Les deux premiers jours sont vécus comme dans un rêve. Tout est idéal, l'hôtel, la plage, la météo et la soirée de Noël est à gerber un modèle de perfection avec lâcher de photophores qui s'envolent dans le ciel étoilé. Le 26, madame est à la plage avec l'aîné, monsieur à la piscine avec les deux tiots. Faut qu'on m'explique comment on fait pour se baigner dans une piscine alors que l'Océan Indien est à deux pas ? Et puis non, je préfère ne pas savoir ! Il y a le début d'une amorce de petite tension entre monsieur et madame. Il pourrait perdre son emploi. Elle évoque l'idée de reprendre le boulot (elle est médecin), elle s'est assez sacrifiée occupée des moutards, merde. Ewan l'envoie péter et retourne jouer au ballon. Là, Naomie Watts penche sa tête sur le côté et fait un rictus d'agacement.
Et soudain slurps, splatch, la vague ! L'horreur. La famille va se trouver séparée en deux groupes, maman et le grand d'un côté, papa et les deux petits de l'autre. Là, il est vrai qu'on peut s'accrocher aux bras du fauteuil car il ne s'agit pas de montrer une vague mastoc qui engloutit tout mais de démontrer que le moindre objet sous l'eau devient une menace, un danger mortel.
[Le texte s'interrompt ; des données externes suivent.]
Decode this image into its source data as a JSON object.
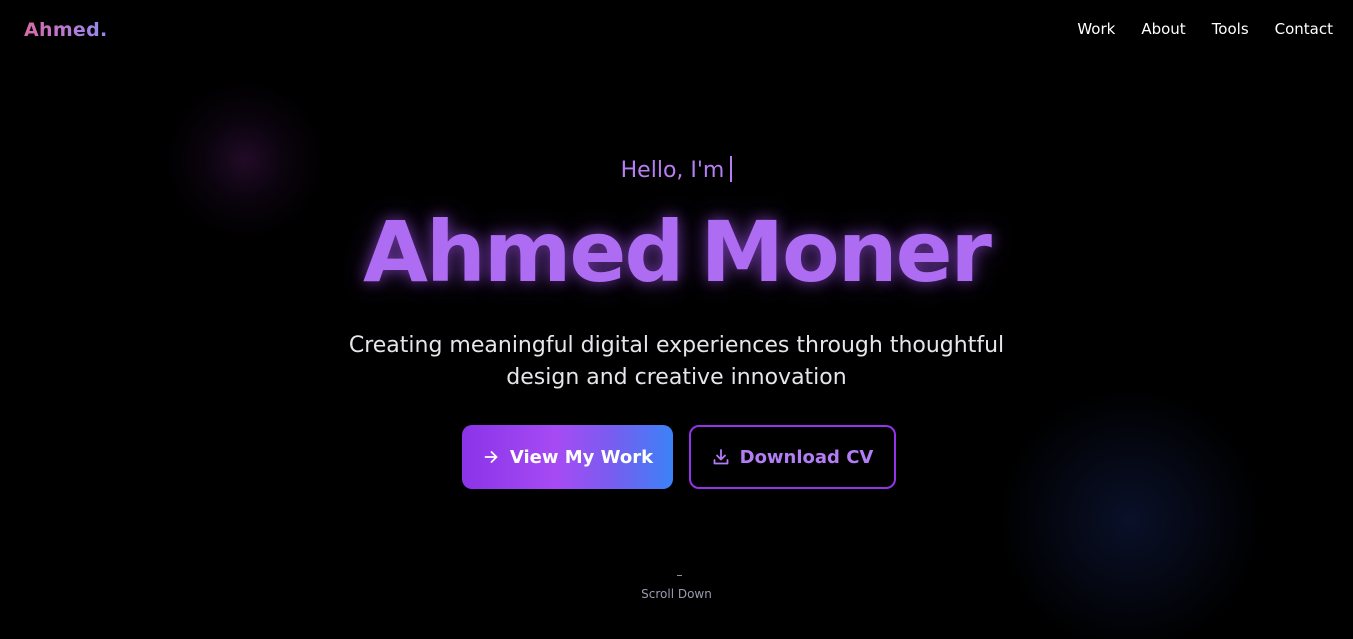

Le réalisateur prend donc un malin plaisir à malmener Naomie, qui n'a même plus le temps de faire des mines mais simplement de crier mieux que Dakota Fanning chez Spielberg ! Il la propulse, la projette, la secoue, la heurte... Elle se cogne, se déchire, se coupe... Et au cas où on aurait pas tout bien compris, vers la fin... flash-back, Bayona ce sadique, nous en remet une couche pour nous expliquer comment exactement Naomie a eu la jambe à moitié arrachée, l'abdomen perforé, le dos tailladé ! Pour ceux qui rêvaient de voir Naomie morfler, Bayona l'a fait.
Pour les autres, munissez-vous d'une tonne de kleenex. Car vous allez pleurer. En ce qui me concerne c'était de rire. Mais je n'ai pas de coeur, ça aide. Chaque scène est une aberration et enfonce un peu plus davantage le film dans un pathos écoeurant, accentué par une musique omniprésente à haute teneur glycémique. Jamais encore il m'a été donné d'entendre autant de violons simultanément. Tant de lourdeur frôle l'éléphantisme et j'avais presque honte de découvrir effarée jusqu'où le réalisateur pourrait aller pour tenter de nous manipuler les lacrymales. La scène où le fils aîné séparé de son père se croisent et se recroisent dans un hôpital sans se voir est un modèle de bêtise. Et les scènes idiotes au pathos gluant abondent. Ewan se retrouve à un moment avec quelques rescapés bien choqués. Chacun évoque comment il a vécu l'arrivée de la vague. Ewan dit qu'il aimerait téléphoner à sa famille. Un brave gars qui cherche sa femme et son bébé lui dit d'un air mou : "j'ai presque plus de batterie mais allez-y, téléphonez". Ewan gâche le forfait à pleurer comme un veau et finit par raccrocher. Il rend le téléphone à son proprio et tout le monde pleure autour de lui. C'était émouvant j'imagine. Puis, un type dit "il faut que vous rappeliez". Et là, gros plan sur chaque visage : "oui il faut que vous rappeliez" qu'ils se mettent à geindre tous en choeur... et l'autre tend son téléphone et dit "ziva, appelle". Et là, les bras m'en tombent. Evidemment, je suis d'accord, c'est Ewan McGregor et moi non plus je n'aime pas voir Ewan McGregor tout malheureux, mais pourquoi aurait-il la priorité sur les autres exactement dans la même situation ? Autre exemple, la mère est à l'hôpital, mal en point, très très mal en point. Naomie n'a même plus la force de pencher la tête sur le côté. Son fils l'a sauvée mais à l'hôpital y'a un putain de manque d'étiquettes qui fait que l'organisation c'est pas ça qu'est ça. Le gamin en a bavé des ronds de chapeau pour la ramener en vie et il ne veut plus la quitter des yeux. Et bien elle lui dit : "ya du taf ici, va donc te rendre utile !" J'appelle ça de la cruauté mentale. Sans compter, qu'avec sa jambe arrachée et tout le reste en lambeaux, elle a quand même tenu à sauver un enfant... Et j'en passe et des gentillesses sirupeuses à vous flanquer la nausée.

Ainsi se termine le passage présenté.